Plus you know those are food grade which gives you even more options on what to do with them.


----------



## Gilley11 (Nov 3, 2019)

Sometimes I'll pick up the buckets from Firehouse Subs, they come with the lids. They will smell like pickles for a long time, no matter how much you wash them.


----------



## MasterMech (Sep 24, 2017)

Gilley11 said:


> Sometimes I'll pick up the buckets from Firehouse Subs, they come with the lids. They will smell like pickles for a long time, no matter how much you wash them.


 :lol:


----------



## Colonel K0rn (Jul 4, 2017)

Gilley11 said:


> Sometimes I'll pick up the buckets from Firehouse Subs, they come with the lids. They will smell like pickles for a long time, no matter how much you wash them.
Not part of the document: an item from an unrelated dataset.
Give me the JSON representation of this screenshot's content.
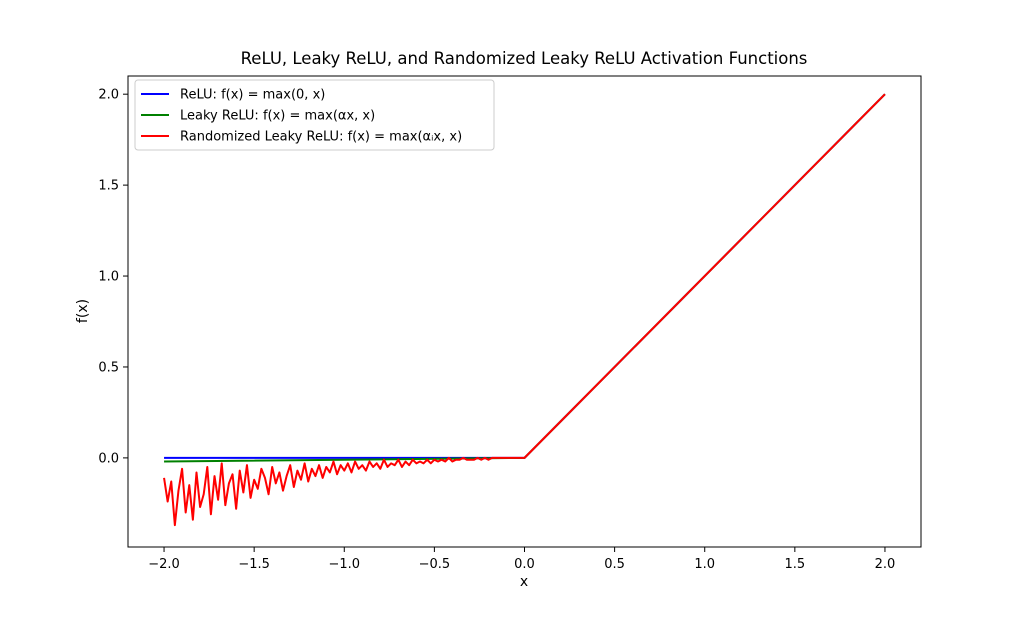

I bought several when I was doing some interior painting, and using a paint sprayer. Imagine the smell of latex paint and pickle brine... :lol:


----------



## Deke (Jun 10, 2019)

TN Hawkeye said:


> I found a couple interesting resources from which to purchase 5 gallon buckets recently: A bakery. While picking up some donuts the other day I saw they had stacks of 5 gallon buckets in the kitchen. I asked the owner what they do with them and she said they "dispose" of them when they get enough built up. She said a lot of their dry and wet ingredients come in buckets. During the conversation she said in the past people have asked about buying them and she sells them for $1 with the lid. Seemed like too good of a deal to pass up so I bought 5 of them. She also said her cousin works at a sandwich shop and they always have buckets from pickles and other ingredients.
> 
> tL;DR- check with local bakeries and sandwich shops for 5 gallon buckets on the cheap. :thumbup:


Try either carpet cleaning companies or restoration companies. Most products we use come in 5 gallon buckets that are chemical resistant, with either screw on or snap on lids. I have close to 50 at any given time floating around my shop. I usually just give them away as long as the person asks nicely / doesn't expect them for free.


----------